Similar to the rally in tech and other long duration stocks, this has driven crypto prices up.
This sentiment has since been dispelled by a flurry of statements by Fed officials, and with inflation still at elevated levels and employment robust, we believe that we are still en route to a new reality with higher inflation and interest rates – which means more rate hikes to come.
Even though inflation seems to be trending in the right direction, upward price pressures remain broad-based.
Thus, the Fed is nowhere near done in its ongoing battle against inflation, and is unlikely to make a huge policy pivot from where they are.
Crypto’s end-use case remains elusive
In the short term, with the Fed pivot likely to be wishful thinking by overeager investors, we think much of this rally will likely be tempered as the global monetary environment continues to tighten. Bitcoin has exhibited a strong correlation with global money supply, and in light of this, its near-term outlook looks bleak.
In the long term, we continue to question the viability of cryptocurrencies. Despite being around for more than a decade (with the underlying technology having been conceptualised as early as 1981), the end-use case for the asset class (and underlying technology) has remained elusive.
While crypto proponents continue to wax lyrical about the long-term prospects and even current applications of various coins and technology, these often come with caveats and limitations – and are often far from the ideal solution for the issue they are trying to solve. Considering the hype and attention around the industry, if there was a best-use, scalable application, we would have certainly heard of it by now – and the lack of such a case remains extremely telling and worrying.

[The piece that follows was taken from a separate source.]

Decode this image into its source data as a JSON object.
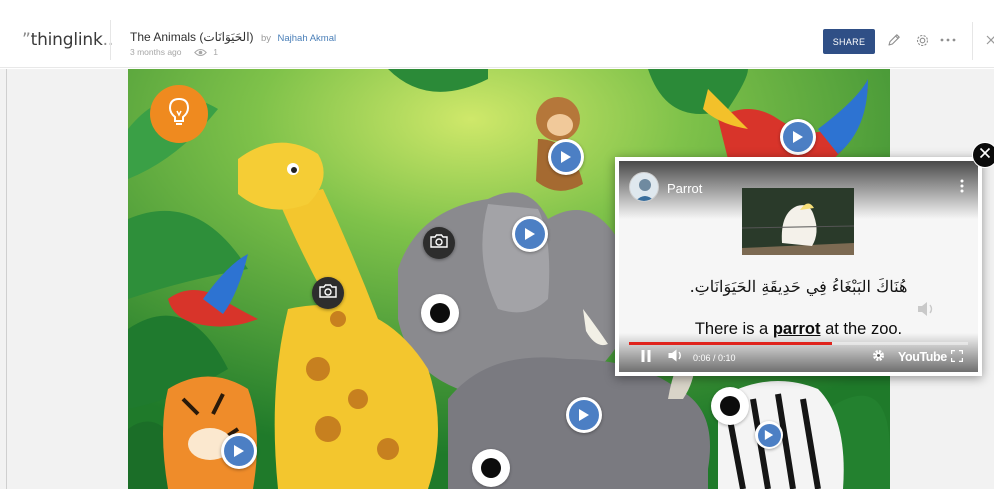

Within the limbo of current crypto “innovation”, the result is often a repackaged version of the same product – born out of its wilful ignorance of past lessons.
As such, it has failed to rectify or improve on any of the issues to a significant degree.
Our stance: Don’t be tempted by the recent rally – crypto’s reckoning is yet to arrive
Once again, we would like to remind investors – avoid this “Greater Fool Investment Strategy” asset class.
While regulations will ultimately be good for the space – we don’t expect crypto to adapt to regulatory changes well. We expect most of the space to fail to survive the incoming regulatory tightening, and with a lack of intrinsic value, there is no fundamental support. In addition, the intertwined and leveraged nature of the crypto industry – coupled with the lazy, “what could go wrong” attitude – means that contagion is all but certain, and investors should stay clear.
Crypto winter is far from over – in fact, it may not even have begun.
This article is contributed by iFast Research. The views expressed are the contributor’s own.